The Stern students will have a head start since they’ve been immersed in how labels manage their brands and tell their stories. They spent a week at the SDA Bocconi School of Management in Milan, where they learned about the legacy of Italian brands, and visited the headquarters of Ferrari and Lamborghini, as well as the fabric mill that supplies Zegna.
“The job market is extremely active and competition is getting greater,” says Alana Yavers, vice president of recruiting and a fashion team leader for 24 Seven, a staffing company that works with companies such as Revlon, Ralph Lauren, LVMH and Kering. “A lot of these companies are looking for a package – what experience have they had, what do they know about the brand, do they fit in the brand.”
Meredith Steinmeyer, also a vice president of recruiting at 24 Seven, believes that fashion clients may find Stern luxury MBA holders more valuable than those with MBAs from other top schools. “Knowing that you want to get into fashion and getting an MBA in fashion and luxury definitely puts you in an advantageous position,” she says.
Students of new MBA programmes don’t typically have access to an extensive alumni network, but Stern says it ensures its fashion and luxury MBA candidates receive the same benefits as its traditional students. The specificity of the degree could also be regarded as a drawback since it requires candidates to commit up front to a career in fashion. The students who spoke to us appeared satisfied with their decision to take the course, though its final value will only be evident after the class rejoins the workforce.
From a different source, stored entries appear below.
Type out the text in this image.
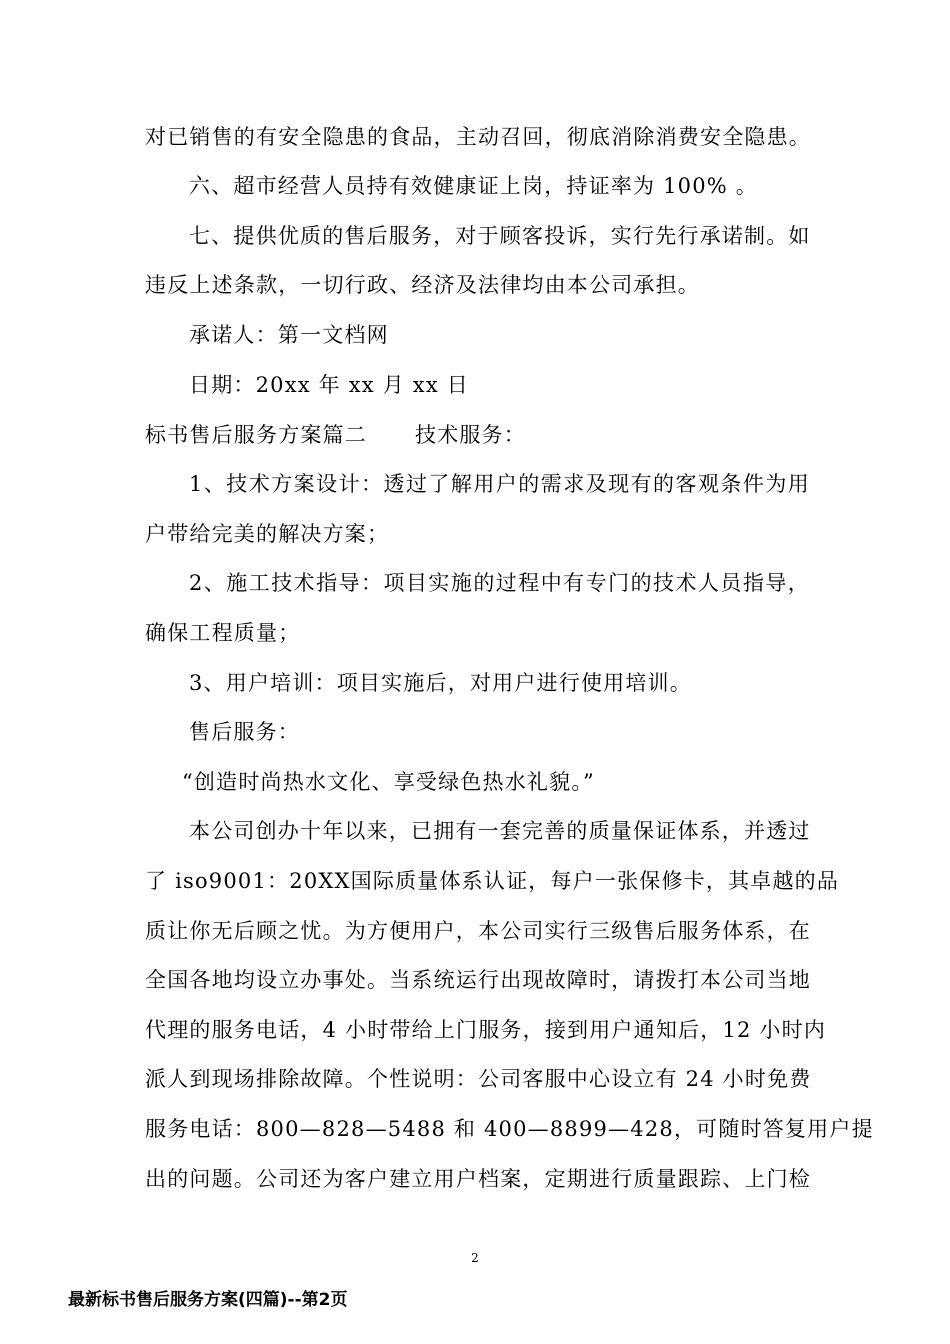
对已销售的有安全隐患的食品，主动召回，彻底消除消费安全隐患。
六、超市经营人员持有效健康证上岗，持证率为 100% 。
七、提供优质的售后服务，对于顾客投诉，实行先行承诺制。如
违反上述条款，一切行政、经济及法律均由本公司承担。
承诺人：第一文档网
日期：20xx 年 xx 月 xx 日
标书售后服务方案篇二 技术服务：
1、技术方案设计：透过了解用户的需求及现有的客观条件为用
户带给完美的解决方案；
2、施工技术指导：项目实施的过程中有专门的技术人员指导，
确保工程质量；
3、用户培训：项目实施后，对用户进行使用培训。
售后服务：
“创造时尚热水文化、享受绿色热水礼貌。”
本公司创办十年以来，已拥有一套完善的质量保证体系，并透过
了 iso9001：20XX国际质量体系认证，每户一张保修卡，其卓越的品
质让你无后顾之忧。为方便用户，本公司实行三级售后服务体系，在
全国各地均设立办事处。当系统运行出现故障时，请拨打本公司当地
代理的服务电话，4 小时带给上门服务，接到用户通知后，12 小时内
派人到现场排除故障。个性说明：公司客服中心设立有 24 小时免费
服务电话：800—828—5488 和 400—8899—428，可随时答复用户提
出的问题。公司还为客户建立用户档案，定期进行质量跟踪、上门检
2
最新标书售后服务方案(四篇)--第2页
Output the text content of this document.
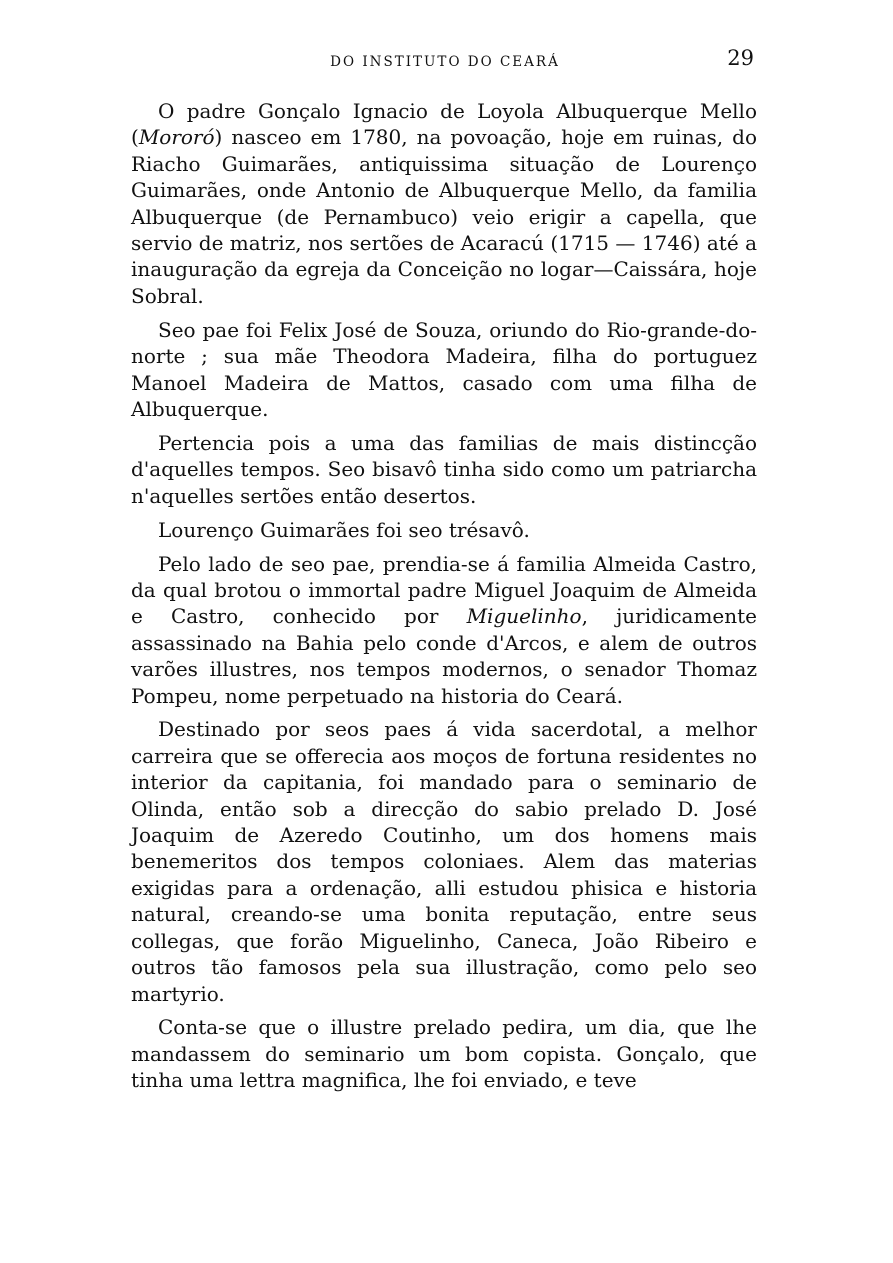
DO INSTITUTO DO CEARÁ	29

O padre Gonçalo Ignacio de Loyola Albuquerque Mello (Mororó) nasceo em 1780, na povoação, hoje em ruinas, do Riacho Guimarães, antiquissima situação de Lourenço Guimarães, onde Antonio de Albuquerque Mello, da familia Albuquerque (de Pernambuco) veio erigir a capella, que servio de matriz, nos sertões de Acaracú (1715 — 1746) até a inauguração da egreja da Conceição no logar—Caissára, hoje Sobral.

Seo pae foi Felix José de Souza, oriundo do Rio-grande-do-norte ; sua mãe Theodora Madeira, filha do portuguez Manoel Madeira de Mattos, casado com uma filha de Albuquerque.

Pertencia pois a uma das familias de mais distincção d'aquelles tempos. Seo bisavô tinha sido como um patriarcha n'aquelles sertões então desertos.

Lourenço Guimarães foi seo trésavô.

Pelo lado de seo pae, prendia-se á familia Almeida Castro, da qual brotou o immortal padre Miguel Joaquim de Almeida e Castro, conhecido por Miguelinho, juridicamente assassinado na Bahia pelo conde d'Arcos, e alem de outros varões illustres, nos tempos modernos, o senador Thomaz Pompeu, nome perpetuado na historia do Ceará.

Destinado por seos paes á vida sacerdotal, a melhor carreira que se offerecia aos moços de fortuna residentes no interior da capitania, foi mandado para o seminario de Olinda, então sob a direcção do sabio prelado D. José Joaquim de Azeredo Coutinho, um dos homens mais benemeritos dos tempos coloniaes. Alem das materias exigidas para a ordenação, alli estudou phisica e historia natural, creando-se uma bonita reputação, entre seus collegas, que forão Miguelinho, Caneca, João Ribeiro e outros tão famosos pela sua illustração, como pelo seo martyrio.

Conta-se que o illustre prelado pedira, um dia, que lhe mandassem do seminario um bom copista. Gonçalo, que tinha uma lettra magnifica, lhe foi enviado, e teve
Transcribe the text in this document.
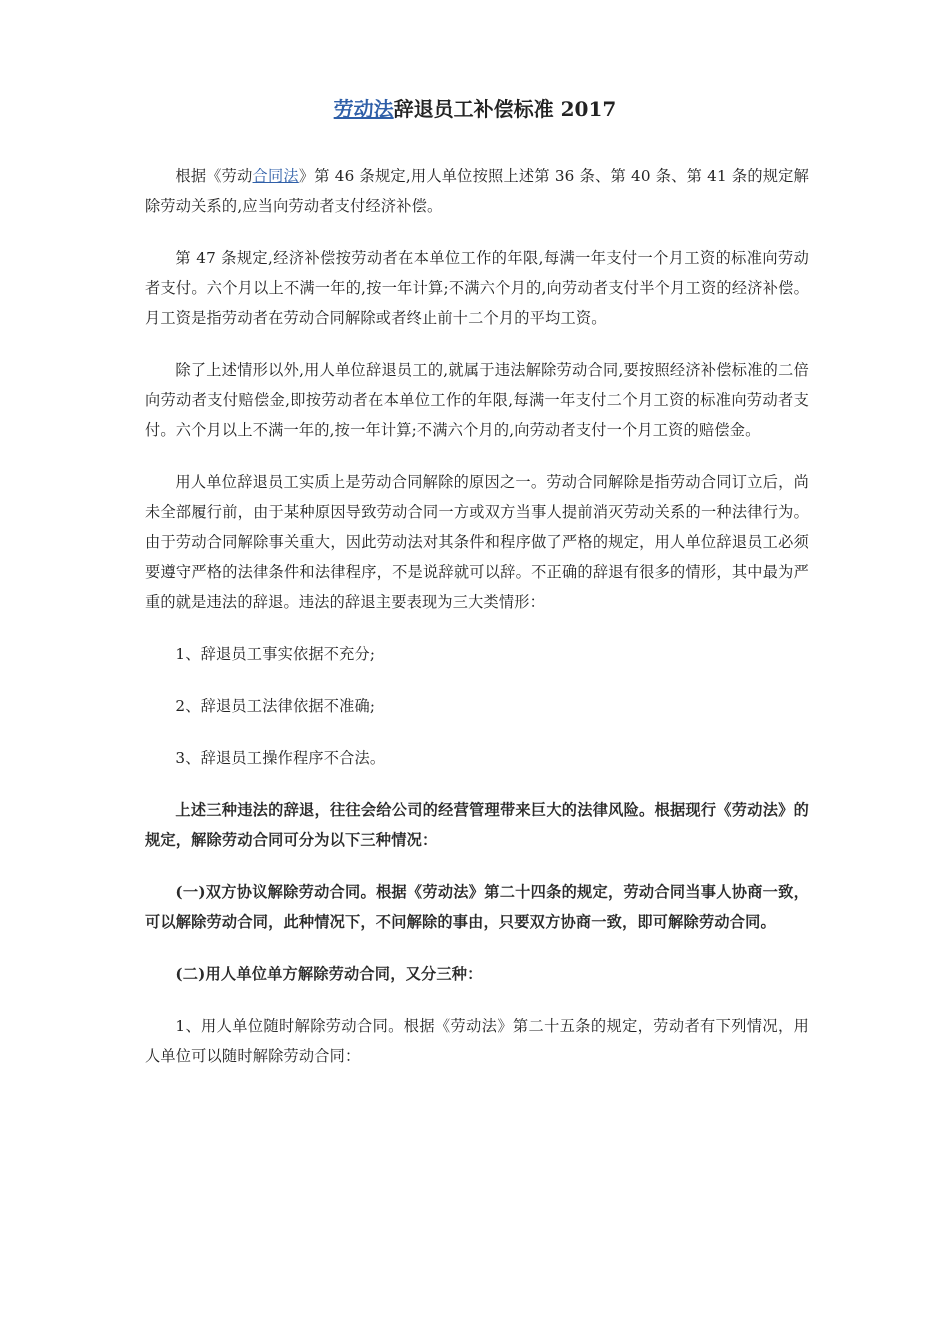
劳动法辞退员工补偿标准 2017

根据《劳动合同法》第 46 条规定,用人单位按照上述第 36 条、第 40 条、第 41 条的规定解除劳动关系的,应当向劳动者支付经济补偿。

第 47 条规定,经济补偿按劳动者在本单位工作的年限,每满一年支付一个月工资的标准向劳动者支付。六个月以上不满一年的,按一年计算;不满六个月的,向劳动者支付半个月工资的经济补偿。月工资是指劳动者在劳动合同解除或者终止前十二个月的平均工资。

除了上述情形以外,用人单位辞退员工的,就属于违法解除劳动合同,要按照经济补偿标准的二倍向劳动者支付赔偿金,即按劳动者在本单位工作的年限,每满一年支付二个月工资的标准向劳动者支付。六个月以上不满一年的,按一年计算;不满六个月的,向劳动者支付一个月工资的赔偿金。

用人单位辞退员工实质上是劳动合同解除的原因之一。劳动合同解除是指劳动合同订立后，尚未全部履行前，由于某种原因导致劳动合同一方或双方当事人提前消灭劳动关系的一种法律行为。由于劳动合同解除事关重大，因此劳动法对其条件和程序做了严格的规定，用人单位辞退员工必须要遵守严格的法律条件和法律程序，不是说辞就可以辞。不正确的辞退有很多的情形，其中最为严重的就是违法的辞退。违法的辞退主要表现为三大类情形：

1、辞退员工事实依据不充分;

2、辞退员工法律依据不准确;

3、辞退员工操作程序不合法。

上述三种违法的辞退，往往会给公司的经营管理带来巨大的法律风险。根据现行《劳动法》的规定，解除劳动合同可分为以下三种情况：

(一)双方协议解除劳动合同。根据《劳动法》第二十四条的规定，劳动合同当事人协商一致，可以解除劳动合同，此种情况下，不问解除的事由，只要双方协商一致，即可解除劳动合同。

(二)用人单位单方解除劳动合同，又分三种：

1、用人单位随时解除劳动合同。根据《劳动法》第二十五条的规定，劳动者有下列情况，用人单位可以随时解除劳动合同：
At least one MBA candidate thinks the degree will open new doors. Gina Dai, who worked for two years in the consumer beauty finance division of Coty, says that she doesn’t think she would have been able to switch to the marketing role she’s now targeting without going to Stern and benefiting from the expertise of professors. “I don’t think you can get that kind of learning on the job,” she says.
Many students say they are well along in the interviewing process, with at least one having received an early offer from Amazon.